UIRR Members – among them Ambrogio Transporti, Combiberia, LINEAS, Naviland Cargo, Novatrans, T3M and Delta 3 – fear that a prolonged series of extensive strikes at SNCF will result in long-term damage to Road-Rail Combined Transport along the North Sea- Mediterranean and the Atlantic rail freight corridors, and specifically to CT rail services to/from France, the United Kingdom and Spain.

Strikes are bad news for any user of railway transport, passenger or freight, nevertheless history has shown that while passenger services recover the pre-strike traffic levels relatively rapidly, the damage caused to rail freight-based transport-chains is more permanent.  The market share of rail freight in France is proof of this trend: in 2003 the market share of railways in total freight transport in France was still 18 percent, whereas by 2016 it dropped to below 10 percent.  The correlation between prolonged strikes and the contraction of rail freight’s market share is undesirably strong.

The effect French railway strikes had over the years on rail freight services is dramatic.  International CT trains that transit France along the North-South axis – on the Western side of the river Rhine – may have bypass alternatives, however connections to the United Kingdom and to Spain do not.  Domestic CT trains and those international services that connect to points in France suffer the most significantly, also undermining traffic volumes at French transhipment terminals.  Prolonged railway strikes in France can easily have similar effects on the trust of market players as the Rastatt-disaster had in Germany last year, when train traffic along the Rhine Valley railway was halted for 7 weeks. But the economy cannot stop.  Shippers can and will find alternatives to keep the cargo moving, however these alternatives will often be less efficient and more polluting, while adding to the congestion on motorways.

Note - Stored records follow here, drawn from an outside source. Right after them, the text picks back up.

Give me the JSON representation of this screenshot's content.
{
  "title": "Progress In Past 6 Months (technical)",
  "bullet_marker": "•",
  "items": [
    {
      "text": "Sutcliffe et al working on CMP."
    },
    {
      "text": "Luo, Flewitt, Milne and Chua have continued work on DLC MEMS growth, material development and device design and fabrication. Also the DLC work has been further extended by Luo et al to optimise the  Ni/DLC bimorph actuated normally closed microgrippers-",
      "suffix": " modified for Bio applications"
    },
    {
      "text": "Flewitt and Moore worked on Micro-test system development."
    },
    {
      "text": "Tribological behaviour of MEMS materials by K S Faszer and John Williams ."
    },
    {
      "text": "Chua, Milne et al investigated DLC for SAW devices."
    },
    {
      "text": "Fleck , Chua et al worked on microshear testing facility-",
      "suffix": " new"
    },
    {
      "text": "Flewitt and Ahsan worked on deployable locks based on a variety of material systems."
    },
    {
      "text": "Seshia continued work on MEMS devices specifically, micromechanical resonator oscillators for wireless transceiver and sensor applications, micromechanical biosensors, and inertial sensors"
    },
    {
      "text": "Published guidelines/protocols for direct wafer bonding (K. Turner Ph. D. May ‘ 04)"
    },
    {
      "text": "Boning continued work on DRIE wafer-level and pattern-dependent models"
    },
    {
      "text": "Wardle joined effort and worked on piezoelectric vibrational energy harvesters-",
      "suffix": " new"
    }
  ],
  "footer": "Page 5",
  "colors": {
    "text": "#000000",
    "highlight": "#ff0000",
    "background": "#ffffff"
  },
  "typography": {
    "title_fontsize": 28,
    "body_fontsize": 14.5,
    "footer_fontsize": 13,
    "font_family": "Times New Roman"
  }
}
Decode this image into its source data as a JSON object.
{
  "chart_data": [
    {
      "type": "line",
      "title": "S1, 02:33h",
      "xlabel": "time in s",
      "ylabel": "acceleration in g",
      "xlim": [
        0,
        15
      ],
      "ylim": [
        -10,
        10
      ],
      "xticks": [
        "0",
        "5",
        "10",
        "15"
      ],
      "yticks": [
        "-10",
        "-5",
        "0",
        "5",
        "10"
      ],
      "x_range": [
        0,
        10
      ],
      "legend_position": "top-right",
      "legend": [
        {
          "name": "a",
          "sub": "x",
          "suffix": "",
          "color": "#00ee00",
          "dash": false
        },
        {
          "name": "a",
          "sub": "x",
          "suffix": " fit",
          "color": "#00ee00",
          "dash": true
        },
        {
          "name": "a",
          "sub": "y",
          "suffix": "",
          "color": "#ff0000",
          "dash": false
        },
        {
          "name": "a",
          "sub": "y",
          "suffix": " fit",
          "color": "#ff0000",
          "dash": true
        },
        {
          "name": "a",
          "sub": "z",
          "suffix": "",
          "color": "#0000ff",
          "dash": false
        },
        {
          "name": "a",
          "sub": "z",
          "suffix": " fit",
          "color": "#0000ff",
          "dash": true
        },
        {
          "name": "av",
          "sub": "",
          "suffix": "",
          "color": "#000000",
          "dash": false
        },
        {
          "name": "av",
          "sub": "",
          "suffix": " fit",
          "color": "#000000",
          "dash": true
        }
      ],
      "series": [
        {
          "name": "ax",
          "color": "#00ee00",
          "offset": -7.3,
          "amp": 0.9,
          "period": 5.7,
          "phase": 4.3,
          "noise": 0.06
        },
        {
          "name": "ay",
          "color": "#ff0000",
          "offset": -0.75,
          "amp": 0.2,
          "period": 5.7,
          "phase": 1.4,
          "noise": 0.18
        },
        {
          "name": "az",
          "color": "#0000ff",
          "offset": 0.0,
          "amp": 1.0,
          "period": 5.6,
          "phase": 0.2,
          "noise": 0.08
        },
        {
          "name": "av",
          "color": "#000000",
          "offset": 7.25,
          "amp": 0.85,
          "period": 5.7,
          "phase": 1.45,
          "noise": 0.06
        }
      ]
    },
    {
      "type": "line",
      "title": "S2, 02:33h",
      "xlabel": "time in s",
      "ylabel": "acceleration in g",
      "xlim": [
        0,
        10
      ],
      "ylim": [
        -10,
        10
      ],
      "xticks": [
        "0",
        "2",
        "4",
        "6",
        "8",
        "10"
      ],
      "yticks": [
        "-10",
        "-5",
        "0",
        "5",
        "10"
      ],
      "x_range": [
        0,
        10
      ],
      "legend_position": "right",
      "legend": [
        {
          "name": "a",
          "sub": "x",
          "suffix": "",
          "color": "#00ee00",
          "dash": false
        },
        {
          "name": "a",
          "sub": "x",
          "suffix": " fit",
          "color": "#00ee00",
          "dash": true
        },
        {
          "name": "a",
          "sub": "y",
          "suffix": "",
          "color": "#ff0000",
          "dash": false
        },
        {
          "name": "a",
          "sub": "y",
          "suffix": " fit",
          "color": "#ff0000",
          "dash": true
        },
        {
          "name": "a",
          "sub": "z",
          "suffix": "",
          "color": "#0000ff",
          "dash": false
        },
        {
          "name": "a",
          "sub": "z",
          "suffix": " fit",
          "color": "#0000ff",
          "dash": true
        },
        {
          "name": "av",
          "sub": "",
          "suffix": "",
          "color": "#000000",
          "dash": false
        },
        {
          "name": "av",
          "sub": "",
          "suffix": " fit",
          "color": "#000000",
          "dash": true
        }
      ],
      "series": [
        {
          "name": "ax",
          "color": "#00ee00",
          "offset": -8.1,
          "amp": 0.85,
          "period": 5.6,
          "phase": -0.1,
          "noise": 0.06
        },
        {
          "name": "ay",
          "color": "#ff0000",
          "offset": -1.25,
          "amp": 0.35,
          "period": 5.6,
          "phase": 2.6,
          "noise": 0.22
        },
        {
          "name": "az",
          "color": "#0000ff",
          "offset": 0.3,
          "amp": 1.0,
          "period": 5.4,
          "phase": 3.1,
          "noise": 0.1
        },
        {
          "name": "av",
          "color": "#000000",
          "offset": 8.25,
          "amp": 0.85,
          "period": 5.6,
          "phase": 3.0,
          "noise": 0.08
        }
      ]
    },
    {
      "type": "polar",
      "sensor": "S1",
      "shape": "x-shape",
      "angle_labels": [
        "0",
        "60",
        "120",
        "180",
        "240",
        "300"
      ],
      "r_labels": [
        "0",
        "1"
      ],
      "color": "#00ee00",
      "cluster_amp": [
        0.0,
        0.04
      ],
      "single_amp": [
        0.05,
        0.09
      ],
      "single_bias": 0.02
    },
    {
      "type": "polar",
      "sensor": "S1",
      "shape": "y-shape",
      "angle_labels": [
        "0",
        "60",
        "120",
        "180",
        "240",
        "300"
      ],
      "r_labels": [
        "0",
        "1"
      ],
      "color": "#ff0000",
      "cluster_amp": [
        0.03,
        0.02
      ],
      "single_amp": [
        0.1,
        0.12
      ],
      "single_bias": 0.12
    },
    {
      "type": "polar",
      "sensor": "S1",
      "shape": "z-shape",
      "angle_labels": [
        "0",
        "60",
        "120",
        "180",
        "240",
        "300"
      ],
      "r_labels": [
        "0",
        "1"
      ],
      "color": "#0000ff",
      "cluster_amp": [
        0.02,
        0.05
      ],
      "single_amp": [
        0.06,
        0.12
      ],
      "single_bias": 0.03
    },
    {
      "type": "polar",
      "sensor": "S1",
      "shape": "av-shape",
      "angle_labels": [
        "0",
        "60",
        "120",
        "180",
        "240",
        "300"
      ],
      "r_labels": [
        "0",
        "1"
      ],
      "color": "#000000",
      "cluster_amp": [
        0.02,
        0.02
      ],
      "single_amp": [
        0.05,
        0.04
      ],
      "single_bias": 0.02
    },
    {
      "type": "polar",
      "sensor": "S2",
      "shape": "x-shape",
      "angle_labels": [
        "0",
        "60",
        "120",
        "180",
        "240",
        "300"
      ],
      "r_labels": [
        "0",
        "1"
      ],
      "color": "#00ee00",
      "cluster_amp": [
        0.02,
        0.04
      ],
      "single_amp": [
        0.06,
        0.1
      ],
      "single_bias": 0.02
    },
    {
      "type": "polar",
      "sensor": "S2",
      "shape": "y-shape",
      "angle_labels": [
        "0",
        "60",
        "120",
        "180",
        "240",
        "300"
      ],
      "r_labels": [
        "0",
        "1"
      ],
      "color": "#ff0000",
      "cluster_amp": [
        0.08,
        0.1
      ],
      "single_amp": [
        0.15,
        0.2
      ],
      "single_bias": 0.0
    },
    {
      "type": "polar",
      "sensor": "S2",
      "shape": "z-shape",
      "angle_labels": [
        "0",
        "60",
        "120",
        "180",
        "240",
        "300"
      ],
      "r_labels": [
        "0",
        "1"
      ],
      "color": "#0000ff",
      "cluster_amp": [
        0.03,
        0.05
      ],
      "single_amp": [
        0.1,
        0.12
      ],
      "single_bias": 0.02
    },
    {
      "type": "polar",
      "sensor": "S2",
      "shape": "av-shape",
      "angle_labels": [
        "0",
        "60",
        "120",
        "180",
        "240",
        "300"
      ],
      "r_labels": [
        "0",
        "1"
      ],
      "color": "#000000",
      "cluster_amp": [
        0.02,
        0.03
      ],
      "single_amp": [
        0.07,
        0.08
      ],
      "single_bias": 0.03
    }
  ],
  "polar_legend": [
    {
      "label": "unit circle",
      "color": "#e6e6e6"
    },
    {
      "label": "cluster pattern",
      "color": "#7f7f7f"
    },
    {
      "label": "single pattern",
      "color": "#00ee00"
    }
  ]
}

The European Combined Transport sector strongly hopes that the French government, as the owner of SNCF and in charge of managing the public railway network, will manage to ensure continued unhindered access to the French network to all European rail freight users. It is not enough to offer minimum passenger services; the same for freight would also be needed --- where the trains allowed to run should take into account the relations which don't have alternatives outside the country (i.e. to/from the UK, Italy and Spain), as well as port hinterland trains.